Boring things he does: Hit the ball with a negative exit velocity

Verdict: High ceiling players are fun. It’s great to know that when, say, Pablo Sandoval enters the batter’s box, that he may smash a ball into the water.

When Kelby Tomlinson comes to the plate, the absolute best case scenario is that he’ll hit a seeing eye soft line drive that somehow squeezes past the first baseman, that the right fielder will then misplay and bobble, allowing Tomlinson to take third.

Tomlinson is like those little bags of complimentary snacks they give you on airplanes. Even when they’re good, there’s just not much there.

2. Pierce Johnson

Entertaining things he does: Sexual name, graphic name, complete sentence name

Boring things he does: Pitch

Verdict: If you’ve ever experienced “Pierce Johnson” the sentence, you surely remember it. It was certainly memorable, for better or probably for worse. But experiencing “Pierce Johnson” the player is not memorable.

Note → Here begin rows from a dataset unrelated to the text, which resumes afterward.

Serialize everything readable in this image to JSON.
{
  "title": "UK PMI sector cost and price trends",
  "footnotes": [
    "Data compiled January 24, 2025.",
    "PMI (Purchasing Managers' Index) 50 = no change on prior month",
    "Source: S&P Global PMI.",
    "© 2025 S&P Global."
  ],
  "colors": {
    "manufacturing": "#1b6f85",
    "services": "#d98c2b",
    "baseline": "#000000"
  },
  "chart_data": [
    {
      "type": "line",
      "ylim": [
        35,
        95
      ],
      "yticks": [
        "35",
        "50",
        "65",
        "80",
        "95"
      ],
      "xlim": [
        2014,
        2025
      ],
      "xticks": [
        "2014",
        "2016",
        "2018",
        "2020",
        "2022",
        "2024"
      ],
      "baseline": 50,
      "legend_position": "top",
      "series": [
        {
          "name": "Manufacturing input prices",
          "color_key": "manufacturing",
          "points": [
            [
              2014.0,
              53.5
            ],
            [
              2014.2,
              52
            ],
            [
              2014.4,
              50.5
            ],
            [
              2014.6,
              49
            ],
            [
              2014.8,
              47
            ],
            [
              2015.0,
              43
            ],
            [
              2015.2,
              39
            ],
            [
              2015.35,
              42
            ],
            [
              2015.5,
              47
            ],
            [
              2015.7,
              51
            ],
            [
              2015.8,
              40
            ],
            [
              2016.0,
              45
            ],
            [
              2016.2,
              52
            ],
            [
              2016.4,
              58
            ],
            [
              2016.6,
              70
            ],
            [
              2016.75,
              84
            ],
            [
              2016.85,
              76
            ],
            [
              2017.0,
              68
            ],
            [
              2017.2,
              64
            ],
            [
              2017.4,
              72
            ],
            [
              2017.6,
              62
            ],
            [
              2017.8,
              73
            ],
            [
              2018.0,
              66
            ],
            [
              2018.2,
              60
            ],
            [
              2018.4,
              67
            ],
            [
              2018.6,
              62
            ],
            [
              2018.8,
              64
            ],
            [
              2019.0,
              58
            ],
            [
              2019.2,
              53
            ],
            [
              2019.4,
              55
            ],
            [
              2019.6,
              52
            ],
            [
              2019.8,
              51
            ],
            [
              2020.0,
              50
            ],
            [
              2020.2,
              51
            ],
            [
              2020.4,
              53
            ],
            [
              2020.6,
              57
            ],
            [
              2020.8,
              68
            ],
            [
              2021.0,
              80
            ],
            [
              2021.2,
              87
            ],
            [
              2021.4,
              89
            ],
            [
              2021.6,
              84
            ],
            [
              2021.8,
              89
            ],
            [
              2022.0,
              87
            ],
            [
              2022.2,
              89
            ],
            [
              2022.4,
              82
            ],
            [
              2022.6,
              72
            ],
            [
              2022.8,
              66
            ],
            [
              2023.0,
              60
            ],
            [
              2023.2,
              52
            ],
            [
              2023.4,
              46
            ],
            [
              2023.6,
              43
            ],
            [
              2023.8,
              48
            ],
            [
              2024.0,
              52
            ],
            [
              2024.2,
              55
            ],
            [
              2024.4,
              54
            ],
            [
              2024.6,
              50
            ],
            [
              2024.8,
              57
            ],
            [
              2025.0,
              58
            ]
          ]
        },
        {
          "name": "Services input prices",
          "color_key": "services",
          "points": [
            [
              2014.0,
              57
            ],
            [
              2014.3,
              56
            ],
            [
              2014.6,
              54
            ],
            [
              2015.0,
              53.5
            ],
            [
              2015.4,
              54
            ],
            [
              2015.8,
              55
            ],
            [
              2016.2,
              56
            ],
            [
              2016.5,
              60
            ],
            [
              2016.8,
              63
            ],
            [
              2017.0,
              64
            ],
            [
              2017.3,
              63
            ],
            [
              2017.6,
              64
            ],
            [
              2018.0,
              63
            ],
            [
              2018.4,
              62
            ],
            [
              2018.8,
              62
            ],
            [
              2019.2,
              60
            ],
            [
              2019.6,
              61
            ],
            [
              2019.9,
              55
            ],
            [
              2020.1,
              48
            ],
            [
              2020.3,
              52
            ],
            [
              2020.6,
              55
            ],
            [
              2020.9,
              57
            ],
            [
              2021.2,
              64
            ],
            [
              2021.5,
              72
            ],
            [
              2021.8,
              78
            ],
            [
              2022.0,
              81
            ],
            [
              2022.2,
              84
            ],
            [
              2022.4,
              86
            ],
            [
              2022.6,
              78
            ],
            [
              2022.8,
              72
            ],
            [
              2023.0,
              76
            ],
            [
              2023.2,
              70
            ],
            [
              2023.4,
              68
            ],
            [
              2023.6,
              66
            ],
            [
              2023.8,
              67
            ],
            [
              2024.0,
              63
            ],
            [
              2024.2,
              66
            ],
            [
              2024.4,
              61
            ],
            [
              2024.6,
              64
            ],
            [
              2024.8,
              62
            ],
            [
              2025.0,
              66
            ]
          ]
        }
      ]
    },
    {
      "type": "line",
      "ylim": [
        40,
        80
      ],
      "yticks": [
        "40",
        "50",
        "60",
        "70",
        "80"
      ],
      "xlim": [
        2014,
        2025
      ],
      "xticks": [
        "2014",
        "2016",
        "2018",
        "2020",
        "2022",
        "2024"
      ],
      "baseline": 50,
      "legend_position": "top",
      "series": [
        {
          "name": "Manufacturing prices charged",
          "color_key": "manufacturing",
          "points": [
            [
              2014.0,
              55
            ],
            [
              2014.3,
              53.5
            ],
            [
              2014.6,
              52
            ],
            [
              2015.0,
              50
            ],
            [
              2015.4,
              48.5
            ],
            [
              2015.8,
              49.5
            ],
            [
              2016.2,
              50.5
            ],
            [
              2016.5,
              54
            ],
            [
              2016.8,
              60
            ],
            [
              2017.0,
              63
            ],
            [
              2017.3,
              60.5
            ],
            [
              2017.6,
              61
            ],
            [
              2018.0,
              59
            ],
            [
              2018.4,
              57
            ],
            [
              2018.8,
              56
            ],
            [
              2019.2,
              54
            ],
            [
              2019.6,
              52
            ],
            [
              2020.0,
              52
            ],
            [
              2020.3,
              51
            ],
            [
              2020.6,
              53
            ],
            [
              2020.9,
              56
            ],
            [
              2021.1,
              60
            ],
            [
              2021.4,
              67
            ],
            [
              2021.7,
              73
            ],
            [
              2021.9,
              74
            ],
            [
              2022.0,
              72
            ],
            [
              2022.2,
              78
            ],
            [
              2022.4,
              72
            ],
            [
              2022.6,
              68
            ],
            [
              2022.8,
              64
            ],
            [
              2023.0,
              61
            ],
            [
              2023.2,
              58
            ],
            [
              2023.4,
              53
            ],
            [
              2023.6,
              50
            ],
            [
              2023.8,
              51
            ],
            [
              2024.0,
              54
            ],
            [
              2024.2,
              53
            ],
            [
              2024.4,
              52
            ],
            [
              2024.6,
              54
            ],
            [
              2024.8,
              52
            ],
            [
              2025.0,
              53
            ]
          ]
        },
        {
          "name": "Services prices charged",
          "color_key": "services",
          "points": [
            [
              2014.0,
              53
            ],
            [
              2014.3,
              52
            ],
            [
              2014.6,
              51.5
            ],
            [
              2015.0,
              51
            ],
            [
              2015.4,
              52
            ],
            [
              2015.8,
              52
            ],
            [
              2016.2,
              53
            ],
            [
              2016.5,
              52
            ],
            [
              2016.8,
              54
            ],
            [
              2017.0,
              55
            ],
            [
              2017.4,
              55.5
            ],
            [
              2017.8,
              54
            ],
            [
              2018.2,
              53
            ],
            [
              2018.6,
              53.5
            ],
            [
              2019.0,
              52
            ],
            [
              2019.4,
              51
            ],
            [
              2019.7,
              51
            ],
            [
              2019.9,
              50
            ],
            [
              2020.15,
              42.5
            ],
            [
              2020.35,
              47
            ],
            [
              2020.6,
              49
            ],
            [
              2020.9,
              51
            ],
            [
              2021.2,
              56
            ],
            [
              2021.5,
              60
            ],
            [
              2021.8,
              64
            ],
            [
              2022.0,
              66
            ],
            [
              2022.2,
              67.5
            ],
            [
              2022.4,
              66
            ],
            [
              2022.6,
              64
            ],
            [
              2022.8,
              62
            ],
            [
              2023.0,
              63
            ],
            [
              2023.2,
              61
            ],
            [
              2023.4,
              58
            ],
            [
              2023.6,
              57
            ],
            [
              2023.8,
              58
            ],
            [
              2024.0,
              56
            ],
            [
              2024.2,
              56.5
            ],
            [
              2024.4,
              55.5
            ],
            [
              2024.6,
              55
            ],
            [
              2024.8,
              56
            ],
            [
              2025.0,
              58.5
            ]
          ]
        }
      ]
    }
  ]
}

But according to the internets (note: when googling this particular baseball player, I recommend first going to Baseball Reference or Fangraphs and using the search bar. Do not just google his name. Do not do it. And if you do it, put your safe search on.), Johnson has pitched more than 30 innings already this year. I don’t remember them, but he has nearly as many walks as strikeouts, and he has more earned runs than either, so . . . yeah.

1. Ty Blach

Entertaining things he does: Destroy the Dodgers, have a career .875 OPS against Clayton Kershaw

Boring things he does: Everything else

Verdict: Ty Blach is the living embodiment of a nondescript baseball player. He has a full arsenal of mediocre pitches, and no kill pitch. He strikes out a mere 4.73 batters per nine innings. His 4.04 ERA is neither good enough, nor bad enough to be entertaining.

I mean, I don’t really feel like I have to explain this one. He’s Ty Blach. He looks like a nondescript baseball player. His name sounds like a nondescript baseball player. He is a nondescript baseball player. He is the nondescript baseball player.